Brad Plummer at Wonkblog yesterday attributed the recent execution of the nuclear option that altered the filibuster in the Senate to the happenings of the DC Circuit. Aside from the fact that the DC Circuit is regarded by Court watchers as a stepping stone to the high Court, Plummer points out another interesting feature of the DC Circuit, namely it's particular caseload that is heavy with administrative cases. The DC Circuit that is among the U.S. Courts of Appeals, described by some as the least known federal courts, may well be the mini-Supreme Court given this caseload and not just because of its record of sending the most nominees to the Supreme Court.
Plummer notes the following about the DC Circuit:
The D.C. Circuit is surprisingly powerful — not least because it rules on decisions made by federal administrative agencies. If people want to challenge various federal regulations in court, the cases often end up here. It's "a court with special responsibility to review legal challenges to the conduct of the national government," explained Supreme Court Chief Justice John G. Roberts, who served on the D.C. Circuit court until 2005.
Plummer adds that the DC Circuit is likely to oversee many cases on environmental policy and final regulation in the years to come.
The fact that the U.S. Courts of Appeals, including the DC Circuit, must adjudicate all cases appealed to it, while only the Supreme Court has the luxury of picking and choosing its cases has meant that the Courts of Appeals have become significant policy makers in their own right. While it is true that any decision the Supreme Court renders binds the entire nation, the high Court's caseload of about 100 cases per term means effectively that large numbers of Courts of Appeals decision making on huge swaths of law (thousands of cases per circuit) are left un-commented upon by the Supreme Court.
Add to that situation the development of a more and more elaborate and sprawling bureaucracies and you have the DC Circuit now playing a very important role in governance indeed. This situation is due to the messiness of the legislative process and sometimes the need for compromise means legislation is written in a vague manner. That vague language leaves implementation and interpretation up to sprawling bureaucracies and their staff, who are themselves not directly elected by the people. Increasingly, in many areas of administrative law, one sees government agencies themselves are driving policy changes from within and without going through the tough vetting system of the formal legislative process. What these administrative agencies from the Social Security Administration to the Veterans Administration and the Department of Homeland Security call bureaucratic rule changes end up having the force of legislation as citizens experience these changes in policy.

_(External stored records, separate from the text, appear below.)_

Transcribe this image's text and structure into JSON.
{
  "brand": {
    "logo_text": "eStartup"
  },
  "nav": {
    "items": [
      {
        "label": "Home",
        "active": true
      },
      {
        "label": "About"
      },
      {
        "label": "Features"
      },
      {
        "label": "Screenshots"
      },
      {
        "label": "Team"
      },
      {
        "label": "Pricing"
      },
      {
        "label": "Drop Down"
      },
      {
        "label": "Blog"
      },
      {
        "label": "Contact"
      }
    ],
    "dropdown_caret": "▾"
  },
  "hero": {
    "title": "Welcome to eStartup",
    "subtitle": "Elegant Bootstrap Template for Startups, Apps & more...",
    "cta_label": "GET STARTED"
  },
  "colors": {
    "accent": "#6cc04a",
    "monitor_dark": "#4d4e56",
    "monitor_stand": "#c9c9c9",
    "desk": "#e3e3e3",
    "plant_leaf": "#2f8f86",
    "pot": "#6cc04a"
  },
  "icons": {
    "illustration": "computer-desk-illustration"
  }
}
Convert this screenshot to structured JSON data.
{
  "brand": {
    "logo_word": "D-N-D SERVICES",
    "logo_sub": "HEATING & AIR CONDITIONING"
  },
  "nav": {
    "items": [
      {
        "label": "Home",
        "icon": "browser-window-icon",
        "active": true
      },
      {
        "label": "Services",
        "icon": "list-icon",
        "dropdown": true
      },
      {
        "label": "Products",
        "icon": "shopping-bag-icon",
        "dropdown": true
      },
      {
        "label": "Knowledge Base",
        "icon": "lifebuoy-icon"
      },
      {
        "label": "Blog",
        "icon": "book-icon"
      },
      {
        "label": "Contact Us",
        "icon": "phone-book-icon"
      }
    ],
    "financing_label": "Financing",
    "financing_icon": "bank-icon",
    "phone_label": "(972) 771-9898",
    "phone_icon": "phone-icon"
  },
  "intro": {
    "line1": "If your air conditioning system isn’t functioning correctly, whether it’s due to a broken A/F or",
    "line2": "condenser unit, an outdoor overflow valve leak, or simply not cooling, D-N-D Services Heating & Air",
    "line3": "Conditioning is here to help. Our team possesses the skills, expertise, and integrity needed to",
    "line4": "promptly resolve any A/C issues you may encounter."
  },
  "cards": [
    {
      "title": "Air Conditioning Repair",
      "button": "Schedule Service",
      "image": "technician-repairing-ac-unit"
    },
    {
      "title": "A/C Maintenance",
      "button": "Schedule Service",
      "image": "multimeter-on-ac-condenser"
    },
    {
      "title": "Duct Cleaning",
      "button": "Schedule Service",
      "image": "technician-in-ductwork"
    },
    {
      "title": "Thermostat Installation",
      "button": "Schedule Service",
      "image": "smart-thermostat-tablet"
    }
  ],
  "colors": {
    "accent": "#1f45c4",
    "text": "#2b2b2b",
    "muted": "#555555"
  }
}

Additionally, the Executive branch is also turning to policymaking via rule changes. In the present situation of party polarization and administrative gridlock, it is even more likely that a President will seek to make rules administratively instead of trying to run the gauntlet of the formal legislative process. As AP News reported a few days ago, "Obama is relying more often on making relatively minor administrative changes to America’s complicated immigration system, as the likelihood dims that Congress will overhaul the law." And as this trend continues, the DC Circuit will be at the center, providing the Third Branch check on these bureaucratic rule changes that have the effect of law. The DC Circuit's significance then is far greater than as a stepping stone to the Supreme Court.